Da ich oft gelesen habe das die SSD karten ja durch Sata2 anbindung auf 285/270   mb/s  begrenzt sind spiel ich mit dem gedanken ne PCI-e karte zu kaufen. 

dachte da an eine OCZ Revo 120gb

aber da hab ich wiederum beim durchstöbern div. foren gesehn das anscheinend irgendwelche probleme mit diesem revoDrives geben soll 

andernfalls besorg ich mir 2x OCZ Vertex2 120GB und lass se im RAID 0 laufen


----------



## hwk (7. Oktober 2010)

*AW: SSD Für auslagerungsdatei*

Dabei musst du dann aber bedenken, dass du im Raid keinen TRIM Support hast, Revo Drive sind auch nur 2 SSDs im Raid0


----------



## landaro (8. Oktober 2010)

*AW: SSD Für auslagerungsdatei*

ok so hab ma nachdem ich net wusste was TRIm ist  bischen den google Budah befragt und der hat mir erkört was TRIM ist und das es zurzeit nicht möglich ist  
ein RAID verbund mit 2SSD und gleichzeitig einen mit HDD platten zu machen   so da ich aber nur die 2 SSDs über mein onboard Raid Controller laufen will und meine normalen HDD weiterhin im standart betrieb laufen lasse, sollte das doch keine Auswirkung auf den TRIM befehl für die SSDs haben oder hab ich da was falsch verstanden?
*Edit sagt das ich mit neuem intel treiber  zwar TRIM bei ner SSD machen kann wenn nen HDD Raid verband vorliegt aber sobald ich ne 2. SSD zur 1. als RAID packt is ebe Mit TRIM.

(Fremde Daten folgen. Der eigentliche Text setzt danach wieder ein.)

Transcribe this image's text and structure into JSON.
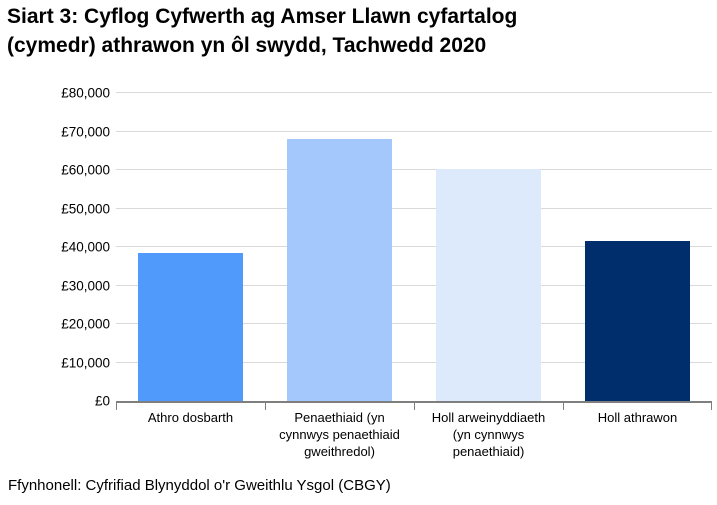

wollte eigentlich fragen ob nen 2. Raid controller über PCIe hier helfen wurde aber da kann ich mir gleich 2 Revo Drives rein baun... bei den preisen


----------



## landaro (9. Oktober 2010)

*AW: SSD Für auslagerungsdatei*

so melde mich ma wieder zurück  
werde das wohl demnächst so machen das ich mir ne SSD zuleg (so 120GB)  und dazu 2 Sata600 HDD im raid 0(controller für für PCIe x4 auf Sata600 kostet ja nur 30eurone)   für daten backup hab ich ja ne 2TB festplatte rumliegen das langt^^ 
danke den neuen Intel Treiber kann ich ja HDD im raid laufen lassen und ne SSD mit TRIM *froi*


----------



## Nyuki (11. Oktober 2010)

*AW: SSD Für auslagerungsdatei*

Wenn man eine Auslagerungsdatei auf die SSD legt dann aber mit dem Reg eintrag so, daß Sie *nicht* beim herunterfahren gelöscht wird die Auslagerungsdatei oder?


----------